Menurut dia, TNI pun bisa menangkap untuk membantu instansi Polri.
"TNI menganggap bahwa orang yang menggunakan atribut-atribut seperti PKI, lambang palu-arit, dianggapnya tertangkap tangan. Oleh karena itu, siapa saja yang menangkap tangan boleh melakukan penangkapan," ujar Badrodin di Mabes Polri, Jakarta, Senin (16/5/2016).
Sementara penanganan hukumnya tetap dilakukan oleh Polri. Jadi, setelah TNI menangkap, maka akan diserahkan kepada Polri untuk ditindaklanjuti.
Sementara untuk kegiatan sweeping tetap dilakukan oleh Polri.
"Sweeping bukan tertangkap tangan," kata Badrodin.
Dalam kesempatan yang sama Panglima TNI Jenderal Gatot Nurmantyo mengatakan, TNI hanya menjalankan undang-undang yang ada.
Siapa pun yang melihat adanya pelanggaran, bahkan masyarakat pun, wajib bertindak.

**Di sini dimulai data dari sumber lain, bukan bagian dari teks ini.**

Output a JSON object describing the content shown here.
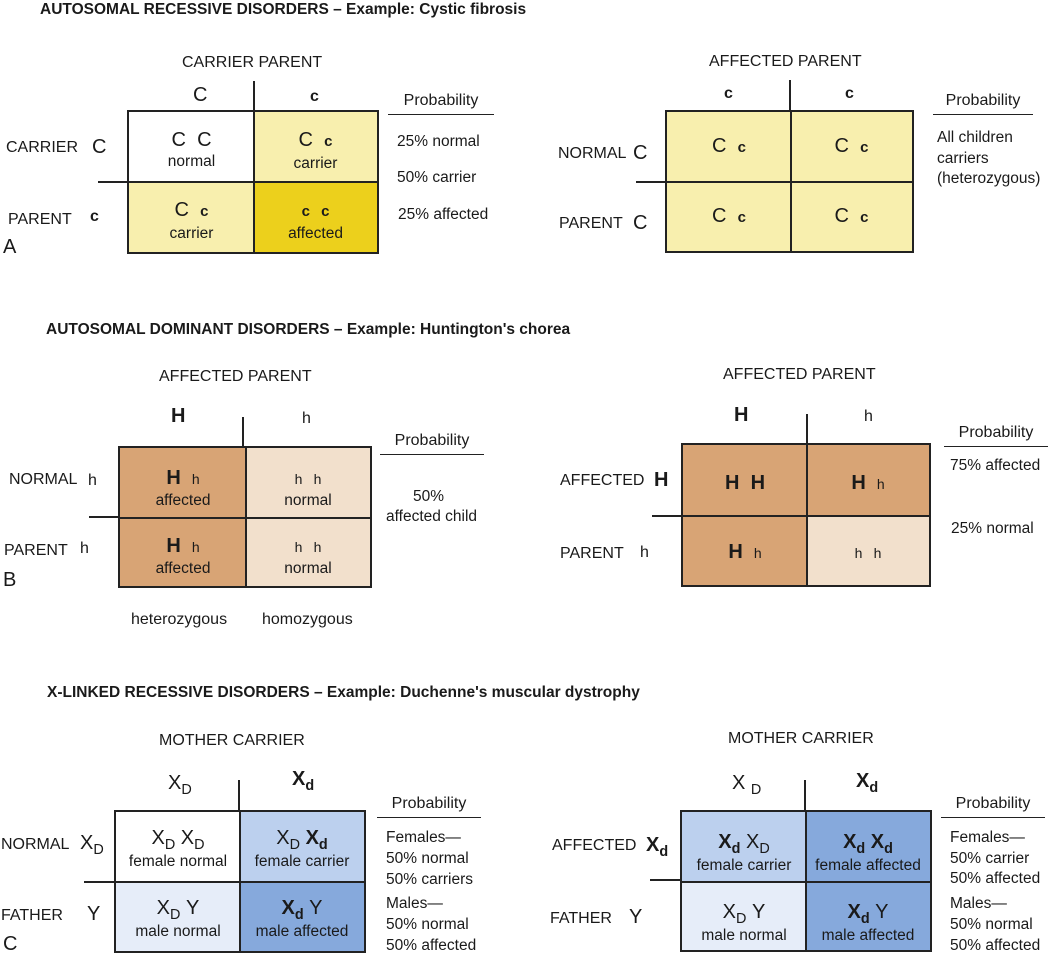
{
  "panelA": {
    "title": "AUTOSOMAL RECESSIVE DISORDERS – Example: Cystic fibrosis",
    "letter": "A",
    "left": {
      "top_parent": "CARRIER PARENT",
      "col1": "C",
      "col2": "c",
      "row1_label": "CARRIER",
      "row1_allele": "C",
      "row2_label": "PARENT",
      "row2_allele": "c",
      "cells": [
        {
          "a1": "C",
          "a2": "C",
          "desc": "normal",
          "color": "#ffffff"
        },
        {
          "a1": "C",
          "a2": "c",
          "desc": "carrier",
          "color": "#f8efae"
        },
        {
          "a1": "C",
          "a2": "c",
          "desc": "carrier",
          "color": "#f8efae"
        },
        {
          "a1": "c",
          "a2": "c",
          "desc": "affected",
          "color": "#ecd01c"
        }
      ],
      "prob_header": "Probability",
      "prob": [
        "25% normal",
        "50% carrier",
        "25% affected"
      ]
    },
    "right": {
      "top_parent": "AFFECTED  PARENT",
      "col1": "c",
      "col2": "c",
      "row1_label": "NORMAL",
      "row1_allele": "C",
      "row2_label": "PARENT",
      "row2_allele": "C",
      "cells": [
        {
          "a1": "C",
          "a2": "c",
          "color": "#f8efae"
        },
        {
          "a1": "C",
          "a2": "c",
          "color": "#f8efae"
        },
        {
          "a1": "C",
          "a2": "c",
          "color": "#f8efae"
        },
        {
          "a1": "C",
          "a2": "c",
          "color": "#f8efae"
        }
      ],
      "prob_header": "Probability",
      "prob": [
        "All children",
        "carriers",
        "(heterozygous)"
      ]
    }
  },
  "panelB": {
    "title": "AUTOSOMAL DOMINANT DISORDERS – Example: Huntington's chorea",
    "letter": "B",
    "left": {
      "top_parent": "AFFECTED PARENT",
      "col1": "H",
      "col2": "h",
      "row1_label": "NORMAL",
      "row1_allele": "h",
      "row2_label": "PARENT",
      "row2_allele": "h",
      "cells": [
        {
          "a1": "H",
          "a2": "h",
          "desc": "affected",
          "color": "#d8a475"
        },
        {
          "a1": "h",
          "a2": "h",
          "desc": "normal",
          "color": "#f2e0cc"
        },
        {
          "a1": "H",
          "a2": "h",
          "desc": "affected",
          "color": "#d8a475"
        },
        {
          "a1": "h",
          "a2": "h",
          "desc": "normal",
          "color": "#f2e0cc"
        }
      ],
      "prob_header": "Probability",
      "prob": [
        "50%",
        "affected child"
      ],
      "bottom_left": "heterozygous",
      "bottom_right": "homozygous"
    },
    "right": {
      "top_parent": "AFFECTED  PARENT",
      "col1": "H",
      "col2": "h",
      "row1_label": "AFFECTED",
      "row1_allele": "H",
      "row2_label": "PARENT",
      "row2_allele": "h",
      "cells": [
        {
          "a1": "H",
          "a2": "H",
          "color": "#d8a475"
        },
        {
          "a1": "H",
          "a2": "h",
          "color": "#d8a475"
        },
        {
          "a1": "H",
          "a2": "h",
          "color": "#d8a475"
        },
        {
          "a1": "h",
          "a2": "h",
          "color": "#f2e0cc"
        }
      ],
      "prob_header": "Probability",
      "prob1": "75% affected",
      "prob2": "25% normal"
    }
  },
  "panelC": {
    "title": "X-LINKED RECESSIVE DISORDERS – Example: Duchenne's muscular dystrophy",
    "letter": "C",
    "left": {
      "top_parent": "MOTHER CARRIER",
      "row1_label": "NORMAL",
      "row2_label": "FATHER",
      "cells": [
        {
          "desc": "female normal",
          "color": "#ffffff"
        },
        {
          "desc": "female carrier",
          "color": "#bcd0ee"
        },
        {
          "desc": "male normal",
          "color": "#e6edf9"
        },
        {
          "desc": "male affected",
          "color": "#86a9dc"
        }
      ],
      "prob_header": "Probability",
      "females": [
        "Females—",
        "50% normal",
        "50% carriers"
      ],
      "males": [
        "Males—",
        "50% normal",
        "50% affected"
      ]
    },
    "right": {
      "top_parent": "MOTHER CARRIER",
      "row1_label": "AFFECTED",
      "row2_label": "FATHER",
      "cells": [
        {
          "desc": "female carrier",
          "color": "#bcd0ee"
        },
        {
          "desc": "female affected",
          "color": "#86a9dc"
        },
        {
          "desc": "male normal",
          "color": "#e6edf9"
        },
        {
          "desc": "male affected",
          "color": "#86a9dc"
        }
      ],
      "prob_header": "Probability",
      "females": [
        "Females—",
        "50% carrier",
        "50% affected"
      ],
      "males": [
        "Males—",
        "50% normal",
        "50% affected"
      ]
    },
    "allele": {
      "X": "X",
      "D": "D",
      "d": "d",
      "Y": "Y"
    }
  }
}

"Tapi prosesnya adalah berpulang lagi pada Polri. Kami tangkap, kami serahkan ke Polri untuk diproses hukum karena melanggar hukum," kata Gatot.
Sebelumnya, Direktur Lembaga Bantuan Hukum (LBH) Jakarta Alghiffari Aqsa mengatakan bahwa tidak ada dasar hukum yang melandasi penangkapan orang-orang yang memakai atau menyimpan kaus berlogo palu arit.

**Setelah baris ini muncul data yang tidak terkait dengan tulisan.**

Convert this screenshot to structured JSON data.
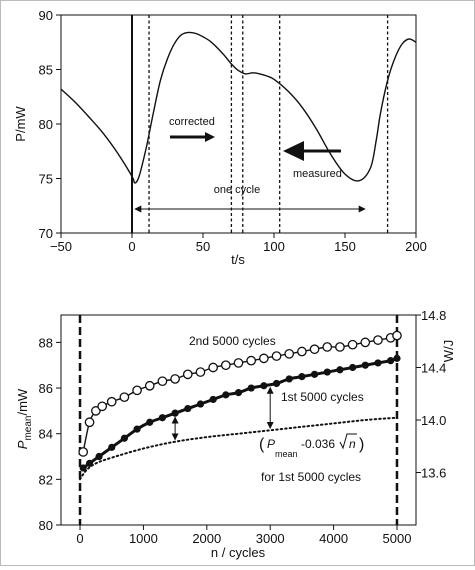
{
  "chart_data": [
    {
      "type": "line",
      "xlabel": "t/s",
      "ylabel": "P/mW",
      "xlim": [
        -50,
        200
      ],
      "ylim": [
        70,
        90
      ],
      "xticks": [
        "-50",
        "0",
        "50",
        "100",
        "150",
        "200"
      ],
      "yticks": [
        "70",
        "75",
        "80",
        "85",
        "90"
      ],
      "grid": false,
      "series": [
        {
          "x": [
            -50,
            -40,
            -30,
            -20,
            -10,
            0,
            2,
            5,
            10,
            15,
            20,
            25,
            30,
            35,
            40,
            45,
            50,
            55,
            60,
            65,
            70,
            75,
            80,
            85,
            90,
            95,
            100,
            110,
            120,
            130,
            140,
            150,
            160,
            168,
            172,
            175,
            180,
            185,
            190,
            195,
            200
          ],
          "y": [
            83.2,
            82.0,
            80.6,
            79.1,
            77.3,
            75.2,
            74.6,
            75.2,
            77.8,
            81.0,
            84.0,
            86.0,
            87.4,
            88.2,
            88.4,
            88.3,
            88.0,
            87.6,
            87.0,
            86.3,
            85.5,
            84.9,
            84.6,
            84.7,
            84.6,
            84.4,
            84.1,
            83.0,
            81.5,
            79.5,
            77.2,
            75.4,
            74.8,
            76.0,
            78.5,
            81.0,
            84.0,
            86.0,
            87.3,
            87.8,
            87.5
          ]
        }
      ],
      "vlines_solid": [
        0
      ],
      "vlines_dashed": [
        12,
        70,
        78,
        104,
        180
      ],
      "annotations": {
        "corrected": "corrected",
        "measured": "measured",
        "one_cycle": "one cycle"
      }
    },
    {
      "type": "scatter",
      "xlabel": "n / cycles",
      "ylabel": "P",
      "ylabel_sub": "mean",
      "ylabel_unit": "/mW",
      "y2label": "W/J",
      "xlim": [
        -300,
        5300
      ],
      "ylim": [
        80,
        89.2
      ],
      "y2lim": [
        13.2,
        14.8
      ],
      "xticks": [
        "0",
        "1000",
        "2000",
        "3000",
        "4000",
        "5000"
      ],
      "yticks": [
        "80",
        "82",
        "84",
        "86",
        "88"
      ],
      "y2ticks": [
        "13.6",
        "14.0",
        "14.4",
        "14.8"
      ],
      "vlines_dashed": [
        0,
        5000
      ],
      "series": [
        {
          "name": "2nd 5000 cycles",
          "marker": "open-circle",
          "x": [
            50,
            150,
            250,
            350,
            500,
            700,
            900,
            1100,
            1300,
            1500,
            1700,
            1900,
            2100,
            2300,
            2500,
            2700,
            2900,
            3100,
            3300,
            3500,
            3700,
            3900,
            4100,
            4300,
            4500,
            4700,
            4900,
            5000
          ],
          "y": [
            83.2,
            84.5,
            85.0,
            85.2,
            85.4,
            85.6,
            85.9,
            86.1,
            86.3,
            86.4,
            86.6,
            86.7,
            86.9,
            87.0,
            87.1,
            87.2,
            87.3,
            87.4,
            87.5,
            87.6,
            87.7,
            87.8,
            87.8,
            87.9,
            88.0,
            88.1,
            88.2,
            88.3
          ]
        },
        {
          "name": "1st 5000 cycles",
          "marker": "filled-circle",
          "x": [
            50,
            150,
            300,
            500,
            700,
            900,
            1100,
            1300,
            1500,
            1700,
            1900,
            2100,
            2300,
            2500,
            2700,
            2900,
            3100,
            3300,
            3500,
            3700,
            3900,
            4100,
            4300,
            4500,
            4700,
            4900,
            5000
          ],
          "y": [
            82.5,
            82.7,
            83.0,
            83.4,
            83.8,
            84.2,
            84.5,
            84.7,
            84.9,
            85.1,
            85.3,
            85.5,
            85.7,
            85.8,
            86.0,
            86.1,
            86.2,
            86.4,
            86.5,
            86.6,
            86.7,
            86.8,
            86.9,
            87.0,
            87.1,
            87.2,
            87.3
          ]
        },
        {
          "name": "for 1st 5000 cycles",
          "marker": "dotted-line",
          "x": [
            0,
            100,
            250,
            500,
            1000,
            1500,
            2000,
            2500,
            3000,
            3500,
            4000,
            4500,
            5000
          ],
          "y": [
            82.0,
            82.4,
            82.7,
            82.95,
            83.35,
            83.65,
            83.85,
            84.0,
            84.15,
            84.3,
            84.45,
            84.6,
            84.7
          ]
        }
      ],
      "annotations": {
        "second": "2nd 5000 cycles",
        "first": "1st 5000 cycles",
        "formula_p": "P",
        "formula_sub": "mean",
        "formula_rest": "-0.036",
        "formula_n": "n",
        "for_first": "for 1st 5000 cycles"
      }
    }
  ]
}
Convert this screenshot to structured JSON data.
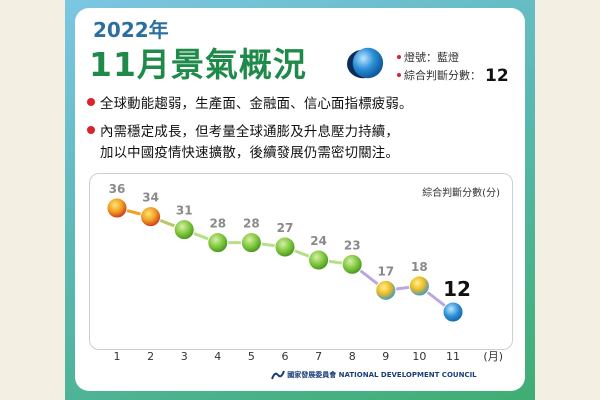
{
  "header": {
    "year": "2022年",
    "headline": "11月景氣概況",
    "light_label": "燈號：藍燈",
    "score_label": "綜合判斷分數：",
    "score_value": "12"
  },
  "bullets": [
    "全球動能趨弱，生產面、金融面、信心面指標疲弱。",
    "內需穩定成長，但考量全球通膨及升息壓力持續，",
    "加以中國疫情快速擴散，後續發展仍需密切關注。"
  ],
  "colors": {
    "red": "#d9232e",
    "yellow_red": "#f0a020",
    "green": "#7cc53a",
    "yellow_blue": "#f2c020",
    "blue": "#2a8fd6",
    "frame": "#5bb8b4"
  },
  "chart_data": {
    "type": "line",
    "title": "",
    "ylabel": "綜合判斷分數(分)",
    "xlabel": "(月)",
    "x": [
      1,
      2,
      3,
      4,
      5,
      6,
      7,
      8,
      9,
      10,
      11
    ],
    "values": [
      36,
      34,
      31,
      28,
      28,
      27,
      24,
      23,
      17,
      18,
      12
    ],
    "signals": [
      "yellow-red",
      "yellow-red",
      "green",
      "green",
      "green",
      "green",
      "green",
      "green",
      "yellow-blue",
      "yellow-blue",
      "blue"
    ],
    "ylim": [
      8,
      40
    ],
    "grid": false,
    "legend": "none"
  },
  "footer": {
    "logo_text": "國家發展委員會 NATIONAL DEVELOPMENT COUNCIL"
  }
}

Dia menilai, penggeledahan dan penyitaan yang dilakukan oleh aparat telah menyalahi peraturan perundang-undangan.
(Baca: LBH Jakarta: Tidak Ada Dasar Hukum Penangkapan Orang Pakai Kaus Palu Arit)

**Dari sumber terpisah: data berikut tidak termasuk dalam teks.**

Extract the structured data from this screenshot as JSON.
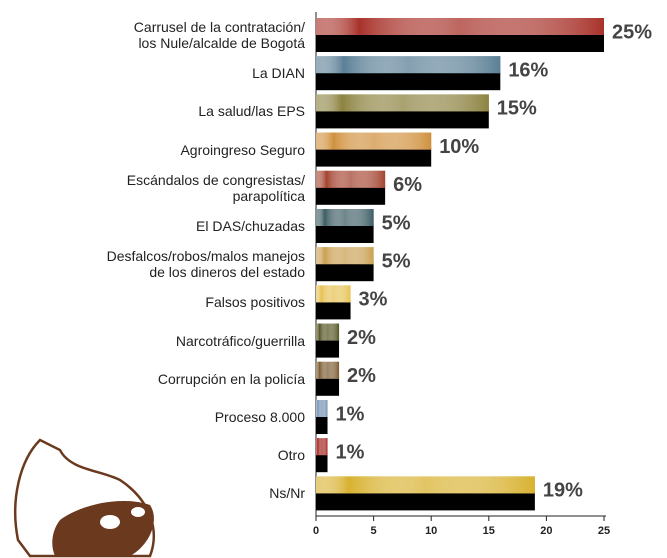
{
  "chart_data": {
    "type": "bar",
    "orientation": "horizontal",
    "categories": [
      "Carrusel de la contratación/\nlos Nule/alcalde de Bogotá",
      "La DIAN",
      "La salud/las EPS",
      "Agroingreso Seguro",
      "Escándalos de congresistas/\nparapolítica",
      "El DAS/chuzadas",
      "Desfalcos/robos/malos manejos\nde los dineros del estado",
      "Falsos positivos",
      "Narcotráfico/guerrilla",
      "Corrupción en la policía",
      "Proceso 8.000",
      "Otro",
      "Ns/Nr"
    ],
    "values": [
      25,
      16,
      15,
      10,
      6,
      5,
      5,
      3,
      2,
      2,
      1,
      1,
      19
    ],
    "value_labels": [
      "25%",
      "16%",
      "15%",
      "10%",
      "6%",
      "5%",
      "5%",
      "3%",
      "2%",
      "2%",
      "1%",
      "1%",
      "19%"
    ],
    "colors": [
      "#a8322a",
      "#5b7f96",
      "#8c8240",
      "#d0913e",
      "#a3442f",
      "#3d5d64",
      "#c9a052",
      "#e6c152",
      "#545423",
      "#7b5a2f",
      "#7391b1",
      "#a32420",
      "#d8b12f"
    ],
    "xlim": [
      0,
      25
    ],
    "xticks": [
      0,
      5,
      10,
      15,
      20,
      25
    ]
  }
}
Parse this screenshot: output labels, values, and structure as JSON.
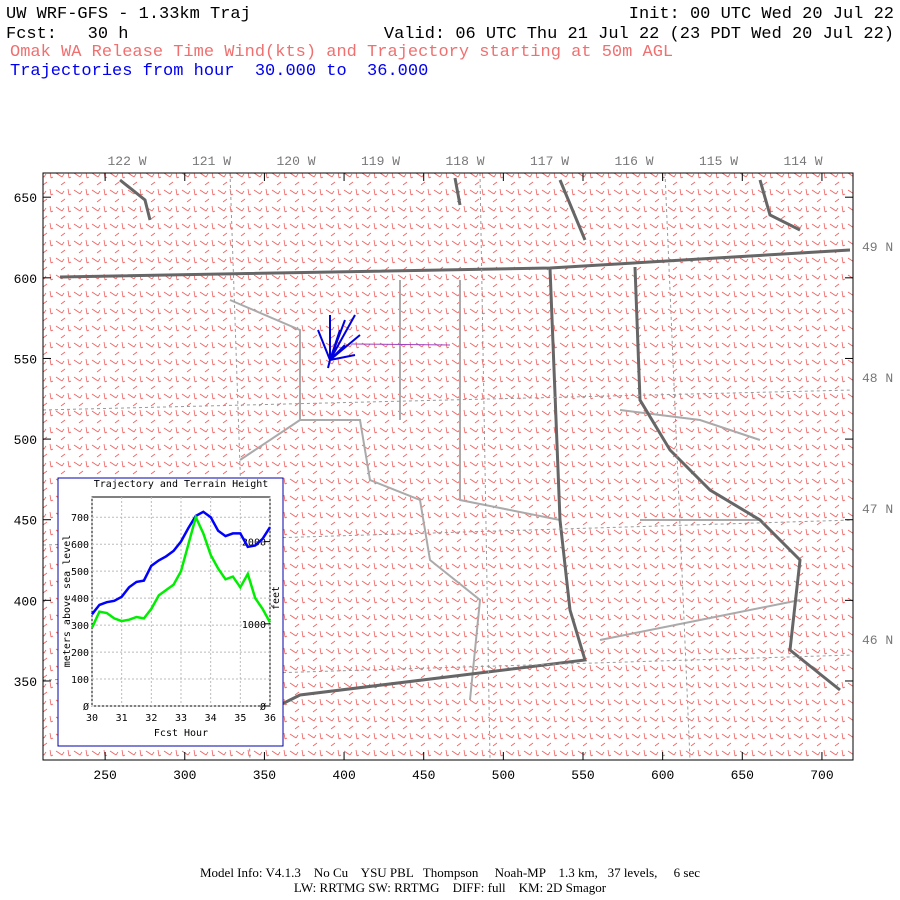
{
  "header": {
    "title": "UW WRF-GFS - 1.33km Traj",
    "init": "Init: 00 UTC Wed 20 Jul 22",
    "fcst": "Fcst:   30 h",
    "valid": "Valid: 06 UTC Thu 21 Jul 22 (23 PDT Wed 20 Jul 22)",
    "subtitle": "Omak WA Release Time Wind(kts) and Trajectory starting at 50m AGL",
    "trajectories": "Trajectories from hour  30.000 to  36.000"
  },
  "chart_data": [
    {
      "type": "map",
      "xlim": [
        211,
        719.5
      ],
      "ylim": [
        301,
        665
      ],
      "xticks": [
        250,
        300,
        350,
        400,
        450,
        500,
        550,
        600,
        650,
        700
      ],
      "yticks": [
        350,
        400,
        450,
        500,
        550,
        600,
        650
      ],
      "lon_labels": [
        "122 W",
        "121 W",
        "120 W",
        "119 W",
        "118 W",
        "117 W",
        "116 W",
        "115 W",
        "114 W"
      ],
      "lat_labels": [
        "49 N",
        "48 N",
        "47 N",
        "46 N"
      ]
    },
    {
      "type": "line",
      "title": "Trajectory and Terrain Height",
      "x_label": "Fcst Hour",
      "y_label": "meters above sea level",
      "y2_label": "feet",
      "x": [
        30,
        30.25,
        30.5,
        30.75,
        31,
        31.25,
        31.5,
        31.75,
        32,
        32.25,
        32.5,
        32.75,
        33,
        33.25,
        33.5,
        33.75,
        34,
        34.25,
        34.5,
        34.75,
        35,
        35.25,
        35.5,
        35.75,
        36
      ],
      "series": [
        {
          "color": "#0000ff",
          "values": [
            340,
            375,
            385,
            390,
            405,
            440,
            460,
            465,
            520,
            540,
            555,
            575,
            610,
            660,
            705,
            720,
            700,
            650,
            630,
            640,
            640,
            590,
            595,
            620,
            663
          ]
        },
        {
          "color": "#00ee00",
          "values": [
            290,
            350,
            345,
            325,
            315,
            320,
            330,
            325,
            360,
            410,
            430,
            450,
            500,
            600,
            700,
            640,
            560,
            510,
            470,
            480,
            440,
            490,
            400,
            360,
            310
          ]
        }
      ],
      "xlim": [
        30,
        36
      ],
      "ylim": [
        0,
        775
      ],
      "y2lim": [
        0,
        2543
      ],
      "xticks": [
        30,
        31,
        32,
        33,
        34,
        35,
        36
      ],
      "yticks": [
        {
          "value": 0,
          "label": "Ø"
        },
        100,
        200,
        300,
        400,
        500,
        600,
        700
      ],
      "y2ticks": [
        {
          "value": 0,
          "label": "Ø"
        },
        1000,
        2000
      ],
      "grid": true
    }
  ],
  "footer": {
    "line1": "Model Info: V4.1.3    No Cu    YSU PBL   Thompson     Noah-MP    1.3 km,   37 levels,     6 sec",
    "line2": "LW: RRTMG SW: RRTMG    DIFF: full    KM: 2D Smagor"
  }
}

Sedangkan Sekretaris Kabinet Pramono Anung meminta Kapolri Jenderal Badrodin Haiti dan Panglima TNI Jenderal Gatot Nurmantyo agar bawahannya mempertimbangkan prinsip kebebasan berpendapat soal penindakan hal berbau komunisme.
Menurut Pramono, Presiden Joko Widodo juga memerintahkan Kapolri dan Panglima TNI untuk memantau penuh cara bertindak jajaran di bawah yang menindak hal-hal berbau komunisme.